Master Joseph Gordon
29 July 1862
Volume 8, page 334, sitting number 10,957.
Born in London in 1851, Joseph Gordon Gordon was the only child of the Scottish civil engineer Lewis Dunbar Brodie Gordon. His mother was Dorothee Wilhelmine Marianne (née Heise, formerly Glünder), originally from Hanover in Germany, who died at Geneva in 1868.
At the time of the 1861 census the family were living at 8 Porchester Terrace in Bayswater, a few doors from Silvy’s studio.
In 1871 Joseph was lodging at 12 St Petersburg Place in Bayswater, a nineteen-year-old ‘Student at the Royal School of Mines.’
His father died on 26 April 1876 at Poynter’s Grover, Totteridge, Hertfordshire. He left an estate valued at £80,000.
On 2 November 1906 the Ross-shire Journal published a lengthy account of his father's career. The article ends with a paragraph detailing some of Joseph’s accomplishments. ‘He was born at 8 Porchester Terrace, Hyde Park, November 3, 1851, where according to Constable’s memoirs of his father he had thirty-six drums in his nursery. He was trained at the School of Mines, Jermyn Street, in which his father took so much interest. He is connected with a mining business in Wales, and several patents stand to his name [list of seven patents follows]. He went to the Philadelphia Exhibition of 1876 with his aunt and her husband, Siemens. He was one of the executors of Siemens’ will (dated Aug. 21, 1882; proved December, 29, 1883), the value of the personal property being a little over £380,000. […] Mr Gordon was made a J.P. for Glamorganshire in 1897, is a member of the Athenæum, and resides at Queen Anne’s Mansions, Westminster.

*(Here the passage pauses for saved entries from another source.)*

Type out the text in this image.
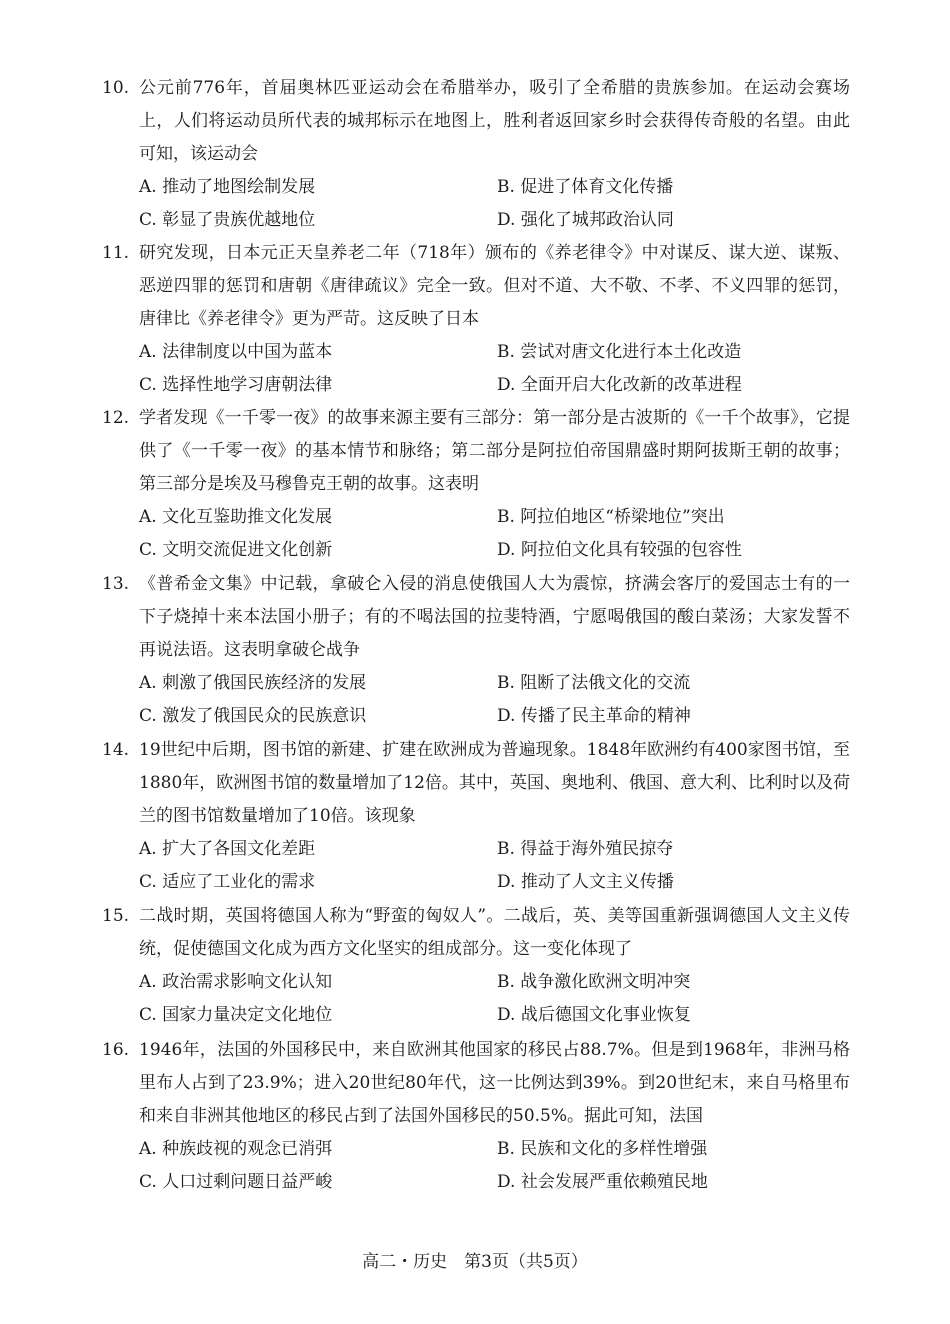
10. 公元前776年，首届奥林匹亚运动会在希腊举办，吸引了全希腊的贵族参加。在运动会赛场上，人们将运动员所代表的城邦标示在地图上，胜利者返回家乡时会获得传奇般的名望。由此可知，该运动会
A. 推动了地图绘制发展	B. 促进了体育文化传播
C. 彰显了贵族优越地位	D. 强化了城邦政治认同
11. 研究发现，日本元正天皇养老二年（718年）颁布的《养老律令》中对谋反、谋大逆、谋叛、恶逆四罪的惩罚和唐朝《唐律疏议》完全一致。但对不道、大不敬、不孝、不义四罪的惩罚，唐律比《养老律令》更为严苛。这反映了日本
A. 法律制度以中国为蓝本	B. 尝试对唐文化进行本土化改造
C. 选择性地学习唐朝法律	D. 全面开启大化改新的改革进程
12. 学者发现《一千零一夜》的故事来源主要有三部分：第一部分是古波斯的《一千个故事》，它提供了《一千零一夜》的基本情节和脉络；第二部分是阿拉伯帝国鼎盛时期阿拔斯王朝的故事；第三部分是埃及马穆鲁克王朝的故事。这表明
A. 文化互鉴助推文化发展	B. 阿拉伯地区“桥梁地位”突出
C. 文明交流促进文化创新	D. 阿拉伯文化具有较强的包容性
13. 《普希金文集》中记载，拿破仑入侵的消息使俄国人大为震惊，挤满会客厅的爱国志士有的一下子烧掉十来本法国小册子；有的不喝法国的拉斐特酒，宁愿喝俄国的酸白菜汤；大家发誓不再说法语。这表明拿破仑战争
A. 刺激了俄国民族经济的发展	B. 阻断了法俄文化的交流
C. 激发了俄国民众的民族意识	D. 传播了民主革命的精神
14. 19世纪中后期，图书馆的新建、扩建在欧洲成为普遍现象。1848年欧洲约有400家图书馆，至1880年，欧洲图书馆的数量增加了12倍。其中，英国、奥地利、俄国、意大利、比利时以及荷兰的图书馆数量增加了10倍。该现象
A. 扩大了各国文化差距	B. 得益于海外殖民掠夺
C. 适应了工业化的需求	D. 推动了人文主义传播
15. 二战时期，英国将德国人称为“野蛮的匈奴人”。二战后，英、美等国重新强调德国人文主义传统，促使德国文化成为西方文化坚实的组成部分。这一变化体现了
A. 政治需求影响文化认知	B. 战争激化欧洲文明冲突
C. 国家力量决定文化地位	D. 战后德国文化事业恢复
16. 1946年，法国的外国移民中，来自欧洲其他国家的移民占88.7%。但是到1968年，非洲马格里布人占到了23.9%；进入20世纪80年代，这一比例达到39%。到20世纪末，来自马格里布和来自非洲其他地区的移民占到了法国外国移民的50.5%。据此可知，法国
A. 种族歧视的观念已消弭	B. 民族和文化的多样性增强
C. 人口过剩问题日益严峻	D. 社会发展严重依赖殖民地
高二・历史　第3页（共5页）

He is unmarried.’
Joseph Gordon Gordon never married. He died, aged 81, on 12 January 1933 at his flat in Queen Anne’s Mansions. He left an estate valued at £136,151.
‘The death of the veteran mining engineer Mr Joseph Gordon Gordon, at Queen Anne’s Mansions, London, where he has lived for many years, recalls the fact that his father, the brilliant engineer Lewis Dunbar Brodie Gordon, who was born in the year of Waterloo and died in 1876, was the designer of the famous St Rollox Chimney in Glasgow. Lewis Gordon was a remarkable man, and is still remembered for his work on the mathematics of construction […]. He married a Hanoverian lady, while his sister married Sir William Siemens, with whose firm his son Joseph has been connected for many years. Joseph was born and lived all his life in London, and had few contacts with Scotland. The family once owned the estate of Carrill in Sutherland.’
Nevertheless, Joseph was clearly proud of his father’s roots. When he travelled to New York in 1906 and 1922, on both occasions the passenger list recorded his nationality as ‘Scottish.’